Em ‘Mataram meu irmão’, Burlan busca descobrir e revolver detalhes perdidos ao longo dos 12 anos passados do trágico assassinato do irmão Rafael de 22 anos, um usuário de drogas. As conversas com familiares e amigos de Rafael são reveladoras da personalidade ímpar do personagem, envolvido em roubo de carros e tráfico de drogas. Um dos amigos, num longa fala à mesa de uma bar à beira-mar, surpreende ao analisar a trajetória de Rafael no contexto de um bairro periférico e marginalizado. A riqueza de seu relato prende o espectador no que poderia ser enfadonho pela ausência de movimento de câmera e alternância de enquadramentos. 

 ‘Mataram meu irmão’ não é um documentário apenas sobre um drama familiar do diretor, que durante a realização do documentário tinha outro irmão no presídio em Cuiabá e cuja voz depõe para o filme através de uma ligação telefônica. É também uma reflexão sobre a violência e o abandono da população periférica das grandes cidades brasileiras, a partir do caso exemplar do Capão Redondo onde moravam o irmão e a família. A ausência de políticas públicas que levem a uma mudança das condições de vida das populações periféricas, tão bem sintetizada na frase do amigo de Rafael e Cristiano Burlan: “A periferia é frustrante”. O filme recebeu o prêmio de Melhor Documentário da Competição Brasileira de Longa e Média-metragem do É tudo Verdade de 2013. 

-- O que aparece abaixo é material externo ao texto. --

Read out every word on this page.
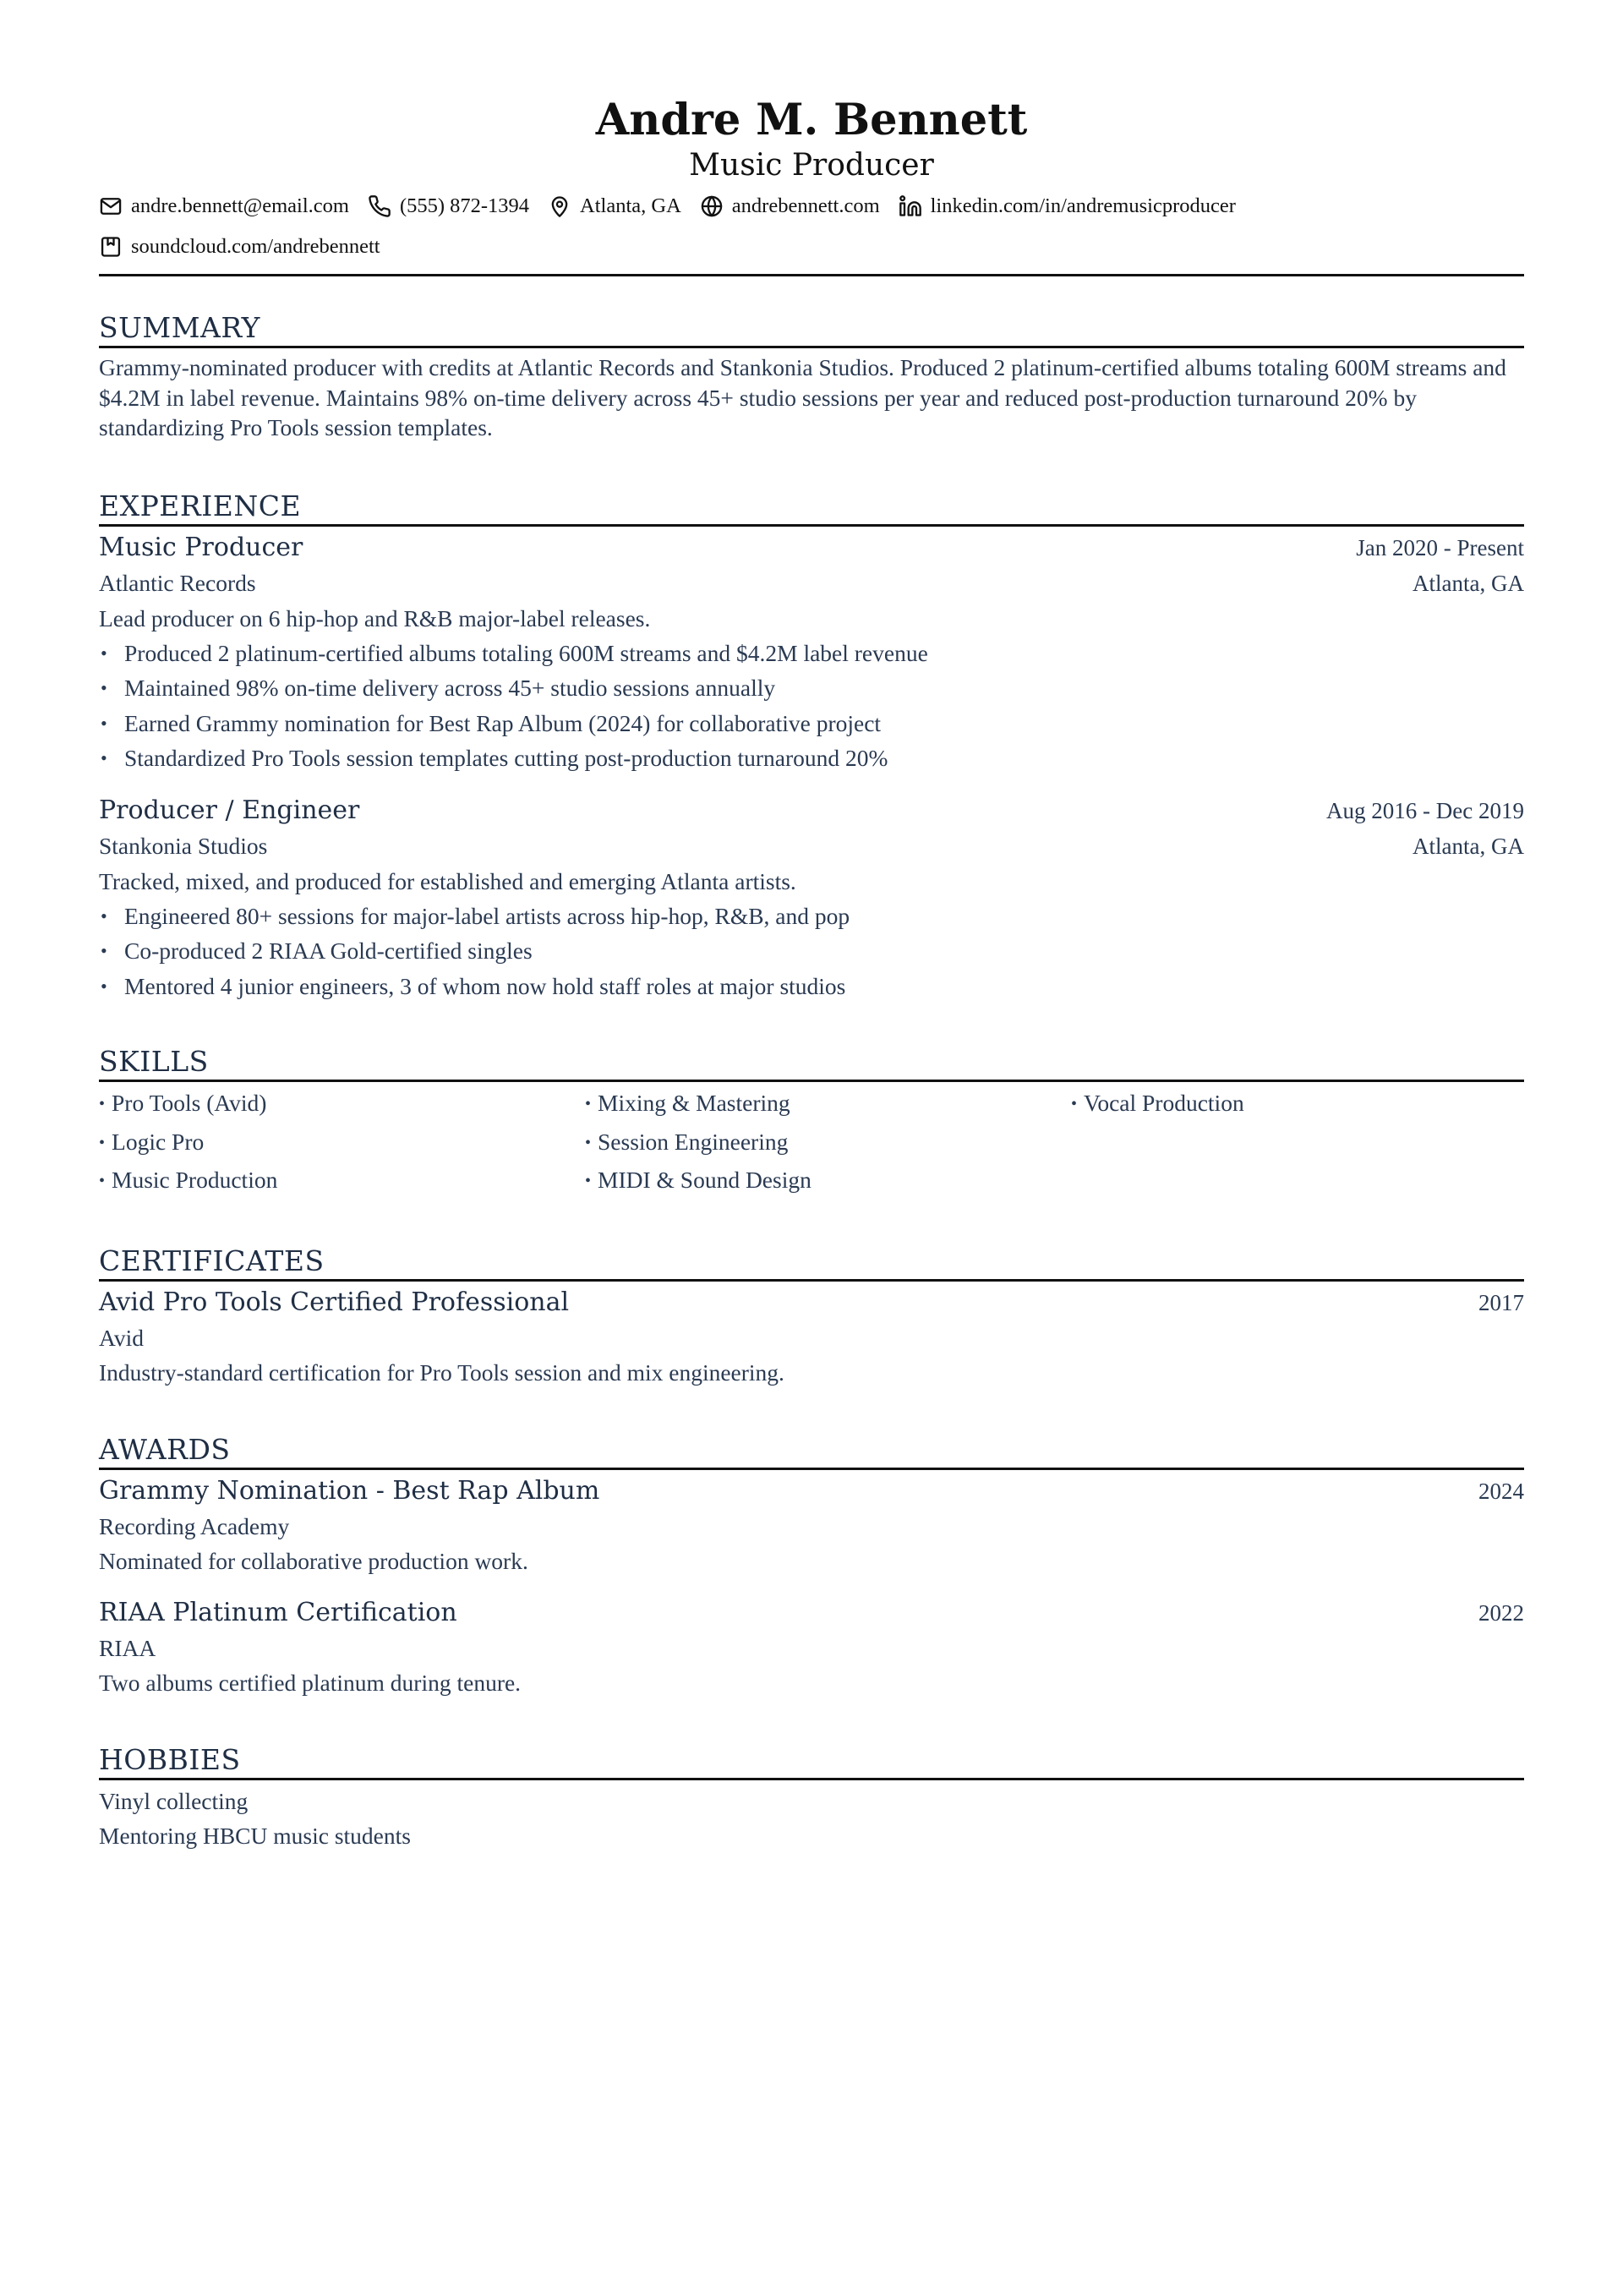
Andre M. Bennett
Music Producer
andre.bennett@email.com (555) 872-1394 Atlanta, GA andrebennett.com linkedin.com/in/andremusicproducer
soundcloud.com/andrebennett
SUMMARY
Grammy-nominated producer with credits at Atlantic Records and Stankonia Studios. Produced 2 platinum-certified albums totaling 600M streams and $4.2M in label revenue. Maintains 98% on-time delivery across 45+ studio sessions per year and reduced post-production turnaround 20% by standardizing Pro Tools session templates.
EXPERIENCE
Music Producer	Jan 2020 - Present
Atlantic Records	Atlanta, GA
Lead producer on 6 hip-hop and R&B major-label releases.
• Produced 2 platinum-certified albums totaling 600M streams and $4.2M label revenue
• Maintained 98% on-time delivery across 45+ studio sessions annually
• Earned Grammy nomination for Best Rap Album (2024) for collaborative project
• Standardized Pro Tools session templates cutting post-production turnaround 20%
Producer / Engineer	Aug 2016 - Dec 2019
Stankonia Studios	Atlanta, GA
Tracked, mixed, and produced for established and emerging Atlanta artists.
• Engineered 80+ sessions for major-label artists across hip-hop, R&B, and pop
• Co-produced 2 RIAA Gold-certified singles
• Mentored 4 junior engineers, 3 of whom now hold staff roles at major studios
SKILLS
• Pro Tools (Avid)	• Mixing & Mastering	• Vocal Production
• Logic Pro	• Session Engineering
• Music Production	• MIDI & Sound Design
CERTIFICATES
Avid Pro Tools Certified Professional	2017
Avid
Industry-standard certification for Pro Tools session and mix engineering.
AWARDS
Grammy Nomination - Best Rap Album	2024
Recording Academy
Nominated for collaborative production work.
RIAA Platinum Certification	2022
RIAA
Two albums certified platinum during tenure.
HOBBIES
Vinyl collecting
Mentoring HBCU music students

Cinco anos depois, com ‘Elegia de um crime’, o diretor mergulha de forma mais profunda nessa etnografia doméstica ao viajar à Uberlândia, Minas Gerais, para exorcizar a dor da perda de sua mãe adotiva, Isabel Burlan, assassinada pelo companheiro em 2011. E também movido pela esperança de encontrar o assassino e entregá-lo à justiça. A partir daí, acompanharemos o diretor visitando familiares e amigos que vão falar do trágico acontecimento. São depoimentos altamente emotivos como o de Kelly, a irmã do diretor que encontrou a mãe morta. 

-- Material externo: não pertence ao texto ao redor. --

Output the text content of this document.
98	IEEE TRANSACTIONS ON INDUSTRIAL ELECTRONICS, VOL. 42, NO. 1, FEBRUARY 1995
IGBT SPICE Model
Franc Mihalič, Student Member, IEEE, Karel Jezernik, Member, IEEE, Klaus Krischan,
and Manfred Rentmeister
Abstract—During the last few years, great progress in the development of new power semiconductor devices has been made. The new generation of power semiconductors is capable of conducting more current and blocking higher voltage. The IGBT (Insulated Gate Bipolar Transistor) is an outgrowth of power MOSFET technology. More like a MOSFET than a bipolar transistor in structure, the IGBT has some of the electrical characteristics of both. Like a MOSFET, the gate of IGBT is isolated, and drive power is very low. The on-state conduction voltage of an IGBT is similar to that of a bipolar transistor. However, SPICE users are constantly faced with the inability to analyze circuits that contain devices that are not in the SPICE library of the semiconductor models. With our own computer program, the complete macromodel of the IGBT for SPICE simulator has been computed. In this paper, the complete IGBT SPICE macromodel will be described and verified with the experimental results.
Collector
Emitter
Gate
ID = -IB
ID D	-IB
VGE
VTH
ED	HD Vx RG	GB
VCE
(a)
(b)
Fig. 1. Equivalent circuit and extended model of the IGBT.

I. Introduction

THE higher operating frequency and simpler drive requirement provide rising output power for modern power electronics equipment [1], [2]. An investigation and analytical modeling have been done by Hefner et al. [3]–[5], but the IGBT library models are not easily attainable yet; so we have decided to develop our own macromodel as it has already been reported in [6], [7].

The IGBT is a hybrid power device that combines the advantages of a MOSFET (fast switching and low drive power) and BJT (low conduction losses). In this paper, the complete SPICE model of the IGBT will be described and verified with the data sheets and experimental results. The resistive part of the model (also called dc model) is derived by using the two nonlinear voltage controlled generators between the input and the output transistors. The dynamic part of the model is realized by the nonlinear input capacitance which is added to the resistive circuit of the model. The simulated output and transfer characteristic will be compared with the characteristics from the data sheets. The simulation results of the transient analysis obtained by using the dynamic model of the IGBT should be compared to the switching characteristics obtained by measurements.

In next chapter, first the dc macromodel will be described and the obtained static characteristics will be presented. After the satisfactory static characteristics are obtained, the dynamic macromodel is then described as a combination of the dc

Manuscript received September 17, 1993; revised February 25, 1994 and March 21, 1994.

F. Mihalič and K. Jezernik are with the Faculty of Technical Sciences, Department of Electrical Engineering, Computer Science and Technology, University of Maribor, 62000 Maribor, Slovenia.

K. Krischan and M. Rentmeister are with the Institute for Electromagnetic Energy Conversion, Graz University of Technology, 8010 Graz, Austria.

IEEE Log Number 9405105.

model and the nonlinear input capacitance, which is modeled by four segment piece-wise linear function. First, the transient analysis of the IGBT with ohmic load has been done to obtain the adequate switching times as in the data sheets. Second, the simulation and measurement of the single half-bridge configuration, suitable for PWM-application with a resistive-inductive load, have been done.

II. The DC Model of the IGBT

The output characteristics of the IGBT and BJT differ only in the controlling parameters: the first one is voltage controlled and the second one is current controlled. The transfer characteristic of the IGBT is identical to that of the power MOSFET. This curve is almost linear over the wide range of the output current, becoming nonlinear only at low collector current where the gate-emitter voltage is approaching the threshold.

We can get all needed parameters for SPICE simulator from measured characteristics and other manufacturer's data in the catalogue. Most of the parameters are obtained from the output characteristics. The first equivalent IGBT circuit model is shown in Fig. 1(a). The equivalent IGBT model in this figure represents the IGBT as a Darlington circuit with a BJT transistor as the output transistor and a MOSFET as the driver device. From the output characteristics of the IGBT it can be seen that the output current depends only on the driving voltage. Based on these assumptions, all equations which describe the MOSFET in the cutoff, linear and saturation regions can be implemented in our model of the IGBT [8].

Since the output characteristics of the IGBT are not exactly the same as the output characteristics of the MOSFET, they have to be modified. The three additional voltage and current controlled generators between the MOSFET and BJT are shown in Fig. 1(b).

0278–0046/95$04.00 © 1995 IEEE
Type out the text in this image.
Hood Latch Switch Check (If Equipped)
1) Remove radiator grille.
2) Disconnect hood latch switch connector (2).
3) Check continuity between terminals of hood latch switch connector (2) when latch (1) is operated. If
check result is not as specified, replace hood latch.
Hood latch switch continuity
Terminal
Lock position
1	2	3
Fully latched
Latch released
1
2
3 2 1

O propósito do diretor não é tocar o espectador com seu drama particular, embora tão universal, já que em qualquer sociedade com tamanhas injustiças sociais o destino de grande parcela da população é o alijamento dos benefícios sociais e a segregação. Com esses dois longas, Burlan levanta questões que dizem respeito a toda a gente que tem suas vidas ceifadas e sofre com a violência cotidiana na periferia das grandes cidades. No caso de ‘Elegia de um crime’, o mais contundente e doloroso, temos mais um assassinato, entre tantos, de uma mulher pelo companheiro instigado por uma cultura do machismo e da violência de gênero. ‘Elegia’ é um poema triste, em sons imagens, para “ressuscitar” a mãe amada que partiu tragicamente.